Extremely complex models have the interesting property that the lower (more specific) levels of knowledge networks all look the same. For example, once the proper city and building has been identified, the details of the building are very similar to the details of any other building. These models no longer have a tree structure to their knowledge hierarchy: it is now a network structure that re-combines knowledge paths at the lower levels. Add to this observation the fact that there is bound to be noise and error in the hierarchy searching process, and a fascinating observation is made: Locus search can be used to guide the selection of knowledge networks. All of the efficient, non-backtracking search can be used at a much higher level: the Primitive Knowledge Network level. So Locus search can be used both for labeling pixels within images and for labeling images within world models.
Is there a higher dimension that Locus can run on? It is possible to envision hierarchies of world models which vary according to the intent of the model creator. A city planner would build a world model that reflects the populated vs. unpopulated areas of cities because the planner is concerned with growth trends. A military tactician would build a model that contains only strategic points, be they telephone switching centers or harbor docks. So there is a higher level of knowledge that sits on top of the hierarchies discussed in this chapter. This level deals with the actual semantics of an image and can indisputably be called "image understanding."

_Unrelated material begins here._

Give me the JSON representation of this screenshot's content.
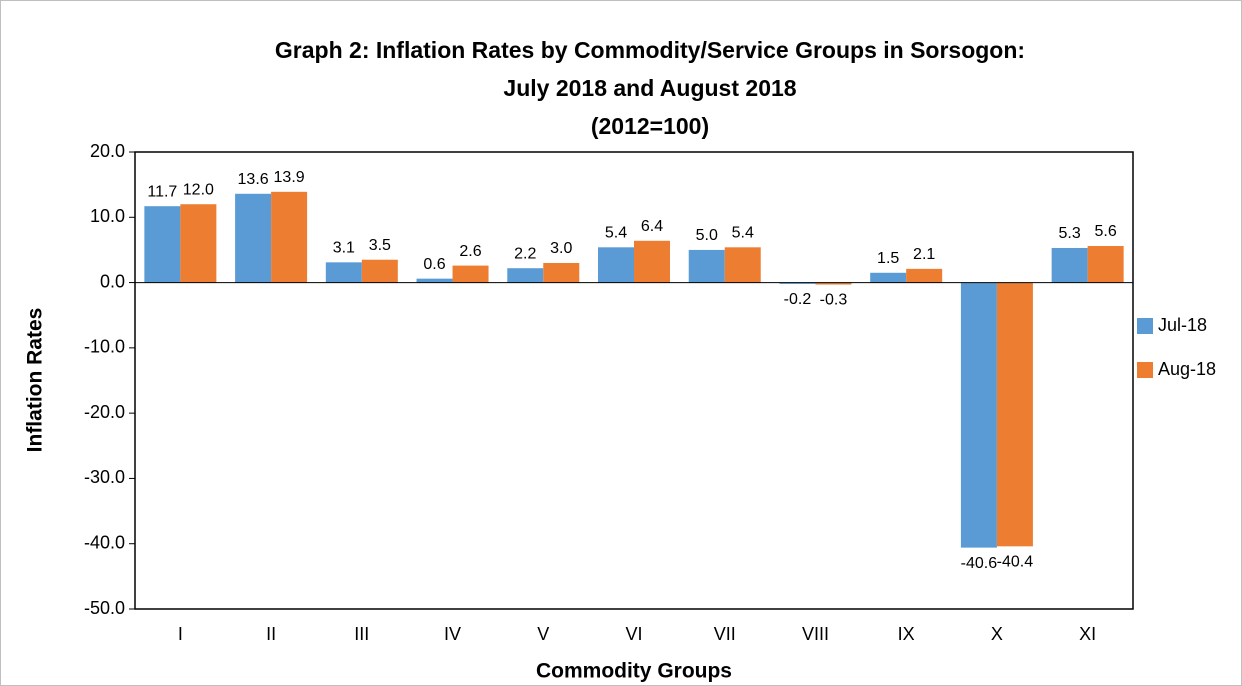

Needless to say, ARGOS is not able to analyze any scene in terms of arbitrary levels of understanding. In fact, ARGOS is barely able to transmit results from one level of the knowledge hierarchy to another. It does demonstrate the use of hierarchical knowledge with a simple task. The task that was selected was highly dependent on the images that were available. Since the fifteen images were all of Pittsburgh from five different views, the obvious hierarchical tasks were view angle identification followed by object identification.
View angle identification consists of building a network with many views of the city. This task used 24 views at 15° intervals around the city. Prior to network construction, the number of significant objects on the city was reduced from 58 to 16 (see Appendix II). This is because the view angle task is more general than the knowledge base which was selected for the object identification task. The selection of 16 PPEs was done automatically by examining the 24 machine-generated views of the city and counting the number of times each building contributed to the skyline. Any building which formed part of the skyline in over 50% of the views was kept as a separate PPE. The other buildings were eliminated from the list and merged into the Miscellaneous Buildings PPE.
To determine the angle of view for each photograph of the city, ARGOS labeled each image and extracted the most popular angle from the labels (recall that each label includes information about the original view or views from which it came). ARGOS typically selected one or two angles and the values were in error by an average of 30° for the training images and 50° for the test images.
The next level of the knowledge hierarchy is the object identification level. Presumably, ARGOS should be able to use the predicted angles from the view angle runs and use that knowledge to improve the object identification. A number of schemes were tried, none of which yielded significant improvement in the object recognition.